Darren Rowse lists the nine ways that he is using Twitter to engage with his audience online:
- Research Tool
“The beauty of Twitter is that it’s quick, is used by a wide variety of types of people and because of the 140 character limit to messages it keeps interactions concise, manageable and productive (usually).”
- Reinforce (and expand) Your Personal Brand
“…it can be used to expand your brand or to show a different side of you. Some of the people that I enjoy following the most on Twitter inject humor into their Twittering that I don’t see on their blogs. There’s also something a little more personal about many of the people I follow on Twitter (even if they Tweet on a ‘professional’ topic – their voice is often more personal than on their blogs).”
- Promote Content
“Twitter had become an alternative subscription method for them. Plus it actually caused these readers to read the blog on the blog rather just in their feed reader – creating increase page views/unique visitor counts.”
- Extend Audience – Find NEW Readers
“One challenge that bloggers who’ve been around for a while in their niche can face is that they reach a saturation point… My encouragement to this type of blogger is to think about where potential readers might be gathering that they’re yet to tap into. I’ve found that this has happened for me with Twitter.
” I find it difficult to put this one into words, but there’s a certain camaraderie that develops when you read what someone’s written every hour or so throughout a day (and know that they’re doing the same with you). For me it’s something like that feeling that you get after spending a couple of days with someone at a conference – you know each other on a whole other level.”
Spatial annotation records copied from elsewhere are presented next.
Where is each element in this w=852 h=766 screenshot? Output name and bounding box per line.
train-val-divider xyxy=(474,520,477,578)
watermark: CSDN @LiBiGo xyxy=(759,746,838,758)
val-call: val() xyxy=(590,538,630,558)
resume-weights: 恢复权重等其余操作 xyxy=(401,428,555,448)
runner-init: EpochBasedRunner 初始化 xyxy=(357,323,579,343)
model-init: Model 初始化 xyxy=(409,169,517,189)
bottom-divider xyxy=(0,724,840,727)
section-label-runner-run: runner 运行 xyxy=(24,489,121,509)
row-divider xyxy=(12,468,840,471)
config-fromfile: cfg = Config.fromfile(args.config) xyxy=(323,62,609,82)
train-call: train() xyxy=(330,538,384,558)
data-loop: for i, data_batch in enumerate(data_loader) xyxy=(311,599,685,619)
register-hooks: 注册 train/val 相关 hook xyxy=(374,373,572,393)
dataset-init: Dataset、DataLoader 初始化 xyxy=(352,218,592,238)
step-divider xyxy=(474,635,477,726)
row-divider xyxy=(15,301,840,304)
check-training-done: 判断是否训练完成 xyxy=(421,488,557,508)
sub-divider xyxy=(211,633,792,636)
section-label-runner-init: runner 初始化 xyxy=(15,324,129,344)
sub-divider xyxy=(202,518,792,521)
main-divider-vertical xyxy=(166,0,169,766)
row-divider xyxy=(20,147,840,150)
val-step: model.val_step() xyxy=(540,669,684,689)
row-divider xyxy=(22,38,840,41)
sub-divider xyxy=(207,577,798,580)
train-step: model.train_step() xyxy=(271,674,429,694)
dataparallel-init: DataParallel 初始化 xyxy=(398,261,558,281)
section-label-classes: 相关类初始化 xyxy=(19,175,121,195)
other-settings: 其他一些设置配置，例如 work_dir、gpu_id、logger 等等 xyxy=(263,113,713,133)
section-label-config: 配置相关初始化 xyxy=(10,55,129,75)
“Last week on a couple of occasions I released exclusive little previews to Twitter followers of information that I hadn’t yet posted on my blogs… he result was that when the post did go live on the blog on the front page it already had comments and a good discussion. I also found that three people had already linked to it. It also helped some readers to feel a little special to get a Twitter exclusive…”
“While Speedlinking is something that has worked reasonably well here on ProBlogger… I’m actually finding the medium of Twitter to be well suited to it also.”
- Story Gathering
A number of times this past week I’ve heard of breaking news in my niches via the Tweets of others… due to the immediacy of Twitter I heard them just minutes after they broke.
- Find Out What People REALLY Think
“…it gives you a sense of what people are really thinking on a topic. This helps you to get to know them on a new level but also helps you keep your finger on the needs and feelings of your potential readers.”
And Jeremiah shares tips on how to attract a large Twitter following:
- Have a clear objective that adds value to your network.
- Don’t treat Twitter as a separate medium, “integrate throughout your online experience.”
- Ensure you follow people on Twitter, and not just use it as a soapbox.
- Ask questions.
There is a “bigness” to the idea of the idea of listening to and speaking to a community anywhere, anytime, via your mobile phone. Yet, there is an immediacy and comfort to it as well. You are never alone.
Other new services have people experimenting with social networks within your physical proximity.
The common thread: the growing importance of the phone for non-voice communications and workflows.